The trick is that the relationship is real: if you add a guest at location A and they later visit location B in the same group, the team at B knows they are a regular of the house. The customer record lives at the workspace level, not the restaurant level. That opens the door to cross-location loyalty, which we will get to later.
RLS: the safety net
This is where Postgres Row Level Security comes in. Instead of filtering "WHERE workspace_id = X" in every backend query (and praying nobody on the team forgets), the database policies themselves prevent a user from reading data that is not theirs. Even if the application code has a bug, the database returns nothing.
This was costly to set up well. We did:
- One policy per table, restrictive by default.
- An audit script (
npm run audit:cross-restaurant) that walks the tables and verifies none are missing policies. - Explicit migrations with manual tests: create two workspaces, try to read each other's data, confirm zero rows come back.
The cost of this decision
It is not free. Multi-tenant from day one means:
- Every query carries a workspace_id. Forgetting one is a security bug, not a functional bug.

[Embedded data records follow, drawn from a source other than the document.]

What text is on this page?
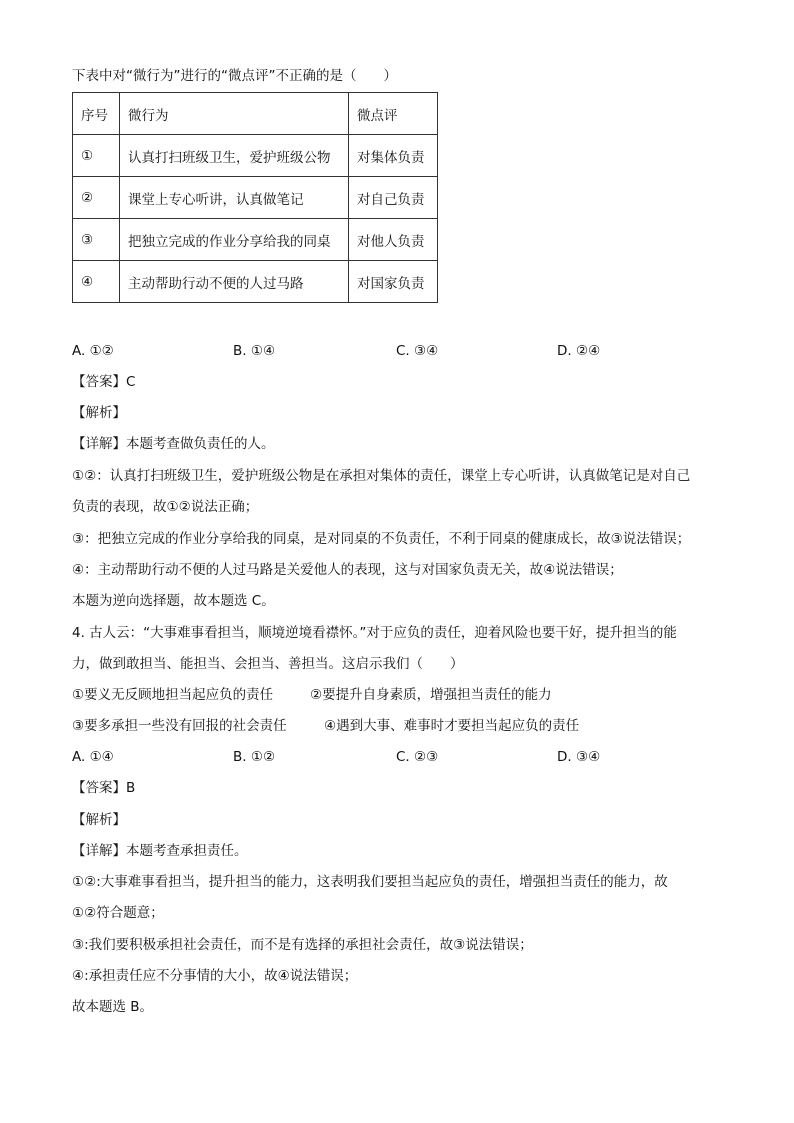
下表中对“微行为”进行的“微点评”不正确的是（　　）
序号	微行为	微点评
①	认真打扫班级卫生，爱护班级公物	对集体负责
②	课堂上专心听讲，认真做笔记	对自己负责
③	把独立完成的作业分享给我的同桌	对他人负责
④	主动帮助行动不便的人过马路	对国家负责
A. ①②	B. ①④	C. ③④	D. ②④
【答案】C
【解析】
【详解】本题考查做负责任的人。
①②：认真打扫班级卫生，爱护班级公物是在承担对集体的责任，课堂上专心听讲，认真做笔记是对自己
负责的表现，故①②说法正确；
③：把独立完成的作业分享给我的同桌，是对同桌的不负责任，不利于同桌的健康成长，故③说法错误；
④：主动帮助行动不便的人过马路是关爱他人的表现，这与对国家负责无关，故④说法错误；
本题为逆向选择题，故本题选 C。
4. 古人云：“大事难事看担当，顺境逆境看襟怀。”对于应负的责任，迎着风险也要干好，提升担当的能
力，做到敢担当、能担当、会担当、善担当。这启示我们（　　）
①要义无反顾地担当起应负的责任	②要提升自身素质，增强担当责任的能力
③要多承担一些没有回报的社会责任	④遇到大事、难事时才要担当起应负的责任
A. ①④	B. ①②	C. ②③	D. ③④
【答案】B
【解析】
【详解】本题考查承担责任。
①②:大事难事看担当，提升担当的能力，这表明我们要担当起应负的责任，增强担当责任的能力，故
①②符合题意；
③:我们要积极承担社会责任，而不是有选择的承担社会责任，故③说法错误；
④:承担责任应不分事情的大小，故④说法错误；
故本题选 B。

- Database indexes have to be designed with this extra filter in mind.
- Switching restaurants in the interface has to be instant and must not lose state.
But in exchange, we avoid what we have watched competitors go through: starting single-tenant and, when the first three-location customer shows up, rewriting half the product.
What it looks like to the user
All this complexity ends up as a tiny detail in the interface: a restaurant switcher in the top-left. You click, you switch locations, and everything you see adjusts. The hard part stays hidden, which is exactly how it should be.